Throughout the early 1970s, he had an influence on the boxing career of Scottish world lightweight champion Ken Buchanan, calling him "one of the best boxers of any nationality he had ever seen."

The veteran boxing promoter retired on March 31, 1973, and was succeeded as president by Teddy Brenner, the matchmaker for the Garden. After retiring, he remained honorary president of the Madison Square Garden Boxing Club, acting as a consultant to Brenner.

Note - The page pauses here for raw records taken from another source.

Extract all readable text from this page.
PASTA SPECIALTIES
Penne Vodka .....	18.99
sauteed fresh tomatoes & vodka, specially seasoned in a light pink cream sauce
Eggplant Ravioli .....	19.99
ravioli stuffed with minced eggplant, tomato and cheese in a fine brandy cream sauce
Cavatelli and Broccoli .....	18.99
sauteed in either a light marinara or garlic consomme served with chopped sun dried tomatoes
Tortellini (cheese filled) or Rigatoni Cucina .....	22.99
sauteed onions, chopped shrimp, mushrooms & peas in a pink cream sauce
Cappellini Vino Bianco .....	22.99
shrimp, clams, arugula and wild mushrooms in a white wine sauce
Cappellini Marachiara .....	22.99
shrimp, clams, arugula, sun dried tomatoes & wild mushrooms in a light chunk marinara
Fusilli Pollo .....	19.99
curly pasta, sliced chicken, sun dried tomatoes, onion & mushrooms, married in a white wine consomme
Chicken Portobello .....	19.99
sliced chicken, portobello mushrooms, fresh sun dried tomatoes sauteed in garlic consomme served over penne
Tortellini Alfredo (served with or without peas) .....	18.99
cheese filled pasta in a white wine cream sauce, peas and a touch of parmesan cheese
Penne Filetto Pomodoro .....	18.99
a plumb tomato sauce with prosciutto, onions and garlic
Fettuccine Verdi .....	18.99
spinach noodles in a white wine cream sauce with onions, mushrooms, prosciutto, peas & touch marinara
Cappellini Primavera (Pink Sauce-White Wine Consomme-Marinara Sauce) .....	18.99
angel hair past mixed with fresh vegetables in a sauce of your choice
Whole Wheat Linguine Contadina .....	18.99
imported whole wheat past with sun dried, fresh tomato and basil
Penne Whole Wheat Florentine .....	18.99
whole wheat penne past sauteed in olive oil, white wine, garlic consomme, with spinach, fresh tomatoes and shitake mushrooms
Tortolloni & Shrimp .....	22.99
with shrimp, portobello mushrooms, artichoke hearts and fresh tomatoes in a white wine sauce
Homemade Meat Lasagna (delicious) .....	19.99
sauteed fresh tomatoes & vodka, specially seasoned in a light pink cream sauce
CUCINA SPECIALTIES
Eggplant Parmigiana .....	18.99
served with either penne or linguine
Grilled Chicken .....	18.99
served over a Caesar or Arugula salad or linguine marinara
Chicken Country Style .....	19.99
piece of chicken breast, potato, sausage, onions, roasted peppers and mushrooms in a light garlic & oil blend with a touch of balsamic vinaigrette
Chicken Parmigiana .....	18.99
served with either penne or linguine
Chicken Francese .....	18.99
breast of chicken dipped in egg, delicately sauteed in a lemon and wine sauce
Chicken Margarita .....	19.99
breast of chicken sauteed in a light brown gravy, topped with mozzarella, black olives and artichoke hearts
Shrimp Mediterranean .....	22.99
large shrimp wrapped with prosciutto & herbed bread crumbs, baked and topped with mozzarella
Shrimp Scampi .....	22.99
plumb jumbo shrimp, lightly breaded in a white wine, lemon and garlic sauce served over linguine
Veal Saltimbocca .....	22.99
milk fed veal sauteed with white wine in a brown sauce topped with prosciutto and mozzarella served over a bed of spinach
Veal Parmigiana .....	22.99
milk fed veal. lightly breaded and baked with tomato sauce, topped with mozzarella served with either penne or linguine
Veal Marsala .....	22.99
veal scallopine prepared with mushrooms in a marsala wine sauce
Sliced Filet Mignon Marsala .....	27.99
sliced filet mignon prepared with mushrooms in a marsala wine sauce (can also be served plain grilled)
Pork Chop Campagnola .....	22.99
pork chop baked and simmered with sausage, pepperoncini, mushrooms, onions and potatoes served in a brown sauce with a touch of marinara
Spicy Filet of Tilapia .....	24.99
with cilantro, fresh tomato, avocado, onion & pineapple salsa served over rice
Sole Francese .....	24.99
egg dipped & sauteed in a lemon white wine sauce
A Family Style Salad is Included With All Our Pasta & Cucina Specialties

He and his wife moved to Little Silver, New Jersey in 1974 after 35 years of living in Brooklyn.

In a February 1993 article in the New York Times, he remarked, "I don't like the fact that boxing is a casino sport. It doesn't belong there, it belongs in an arena. It should be in the mainstream of sports, just like basketball or any other major sport. I'm not happy about it, and I'm glad I'm not a part of it."

==Family==
He had a son named Robert Markson. Harry's nephew was American novelist David Markson.

==Death==
Harry Markson died at 92 years old on November 11, 1998, in Red Bank, New Jersey, United States.

==Legacy==
In 1992, Harry Markson was inducted into the International Boxing Hall of Fame as a non-participant. He was later inducted into the New York State Boxing Hall of Fame with the class of 2015.

The Harry Markson Award (now Ali-Frazier Award) was awarded by the Boxing Writers Association of America for fight of the year.

Teddy Brenner, his former matchmaking partner, said, "Harry was a cultured guy who was as happy watching opera as being at a boxing match, but he was also a tough guy in a tough business."